The ultimate impact of Jesus being the great “I AM,” though, is found in salvation. If Jesus is not “I AM,” he cannot be your Savior.
Jesus begins our text this morning by challenging those who, St. John writes, “believed on him.” Here, interestingly, we must do theology at the conceptual level and not at the linguistic level. St. John is employing the verb “believed” not in the salvific sense of knowing the facts about Jesus and believing them to be true personally, but instead in the sense of giving mere mental assent to the facts about Jesus. Simply acknowledging a set of truths about Jesus doesn’t mean a person is saved, and that’s the point at which Jesus is driving.
Jesus challenges their understanding of themselves as sinners in need of his redeeming grace by saying that the person who accepts and keeps his word will be free from sin’s condemnation. When they – true to their evil nature – reject his teaching and insult him, Christ says they are of their father the devil and can’t tolerate the truth. Yet Jesus pushes further, challenging their near idolatry of Abraham and forcing them to ask if he is greater than Abraham.
And there they are, those words that take our breath away and provoked his original hearers to want to stone him for blasphemy (although they actually were the blasphemers for rejecting the Son of God): “Before Abraham was, I AM.”
If Jesus were not a true man, yet without sin, he couldn’t represent you and me to the Father. He would not have been a proper substitute for us sinners in his life of obedience or in his death on the cross.
Yet if he were not fully God – the great I AM – Jesus couldn’t have interceded for you and me in heaven. He would have had no right to stand before the Father, and he wouldn’t have been able to pay the infinite price for our offense against our infinite God. If Jesus were simply a “good man” rather than possessing both human and divine natures in his one Person, you and I would be hopeless.
Because he is “I AM,” Jesus – fully man, eternal God – is uniquely qualified to deliver you and me from our enemies.
The terminology Jesus uses in today’s text isn’t what you and I would anticipate.

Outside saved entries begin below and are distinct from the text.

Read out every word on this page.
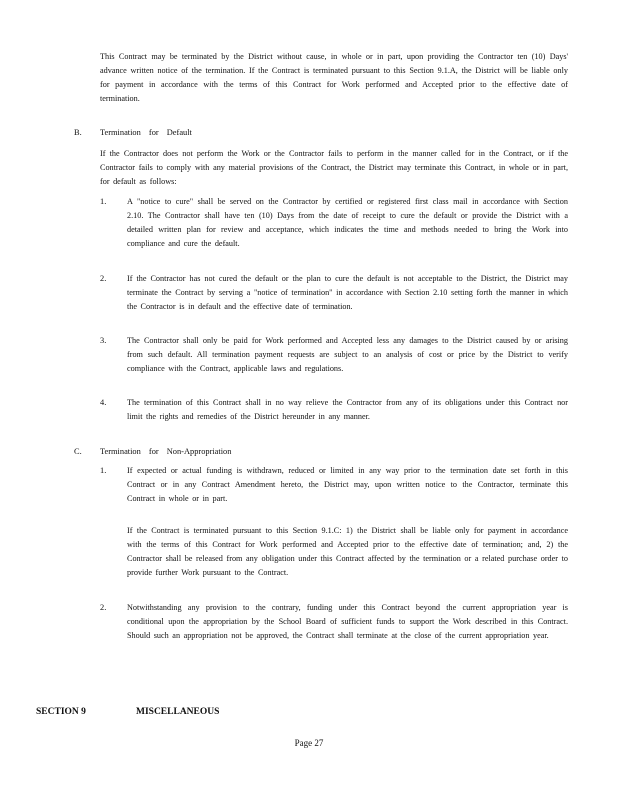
This Contract may be terminated by the District without cause, in whole or in part, upon providing the Contractor ten (10) Days' advance written notice of the termination. If the Contract is terminated pursuant to this Section 9.1.A, the District will be liable only for payment in accordance with the terms of this Contract for Work performed and Accepted prior to the effective date of termination.

B. Termination for Default

If the Contractor does not perform the Work or the Contractor fails to perform in the manner called for in the Contract, or if the Contractor fails to comply with any material provisions of the Contract, the District may terminate this Contract, in whole or in part, for default as follows:

1.	A "notice to cure" shall be served on the Contractor by certified or registered first class mail in accordance with Section 2.10. The Contractor shall have ten (10) Days from the date of receipt to cure the default or provide the District with a detailed written plan for review and acceptance, which indicates the time and methods needed to bring the Work into compliance and cure the default.

2.	If the Contractor has not cured the default or the plan to cure the default is not acceptable to the District, the District may terminate the Contract by serving a "notice of termination" in accordance with Section 2.10 setting forth the manner in which the Contractor is in default and the effective date of termination.

3.	The Contractor shall only be paid for Work performed and Accepted less any damages to the District caused by or arising from such default. All termination payment requests are subject to an analysis of cost or price by the District to verify compliance with the Contract, applicable laws and regulations.

4.	The termination of this Contract shall in no way relieve the Contractor from any of its obligations under this Contract nor limit the rights and remedies of the District hereunder in any manner.

C. Termination for Non-Appropriation
1.	If expected or actual funding is withdrawn, reduced or limited in any way prior to the termination date set forth in this Contract or in any Contract Amendment hereto, the District may, upon written notice to the Contractor, terminate this Contract in whole or in part.

If the Contract is terminated pursuant to this Section 9.1.C: 1) the District shall be liable only for payment in accordance with the terms of this Contract for Work performed and Accepted prior to the effective date of termination; and, 2) the Contractor shall be released from any obligation under this Contract affected by the termination or a related purchase order to provide further Work pursuant to the Contract.

2.	Notwithstanding any provision to the contrary, funding under this Contract beyond the current appropriation year is conditional upon the appropriation by the School Board of sufficient funds to support the Work described in this Contract. Should such an appropriation not be approved, the Contract shall terminate at the close of the current appropriation year.

SECTION 9	MISCELLANEOUS
Page 27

Thankfully, it’s so much greater.
Now, his words put you and me on the spot if we claim to know and to believe on him as our Savior. Those crowds that day claimed to believe on him, but when Christ forced them to come to terms with his Word and with what it taught about themselves and about him, they couldn’t stand it. Like so many people today, they wanted to pass Jesus off as merely a “good man” – but as CS Lewis once wrote, Jesus can’t be simply a good man. He’s either a lunatic or a wicked man claiming wrongly to be God, or he is who he claimed to be: the Son of God, deserving of your worship and love.
These words challenge your claim to believe on Christ; but they also comfort those of you who trust in him as your Savior. Jesus, as “I AM,” is the eternal God who alone is qualified to redeem you and me from all our sins. In a life when your sins sometimes can attack your conscience, and in which doubts about your forgiven-ness before God can seep in, Jesus silences those sins.
He is “I AM.” And he has visited and redeemed his people from their sins – as only God can do.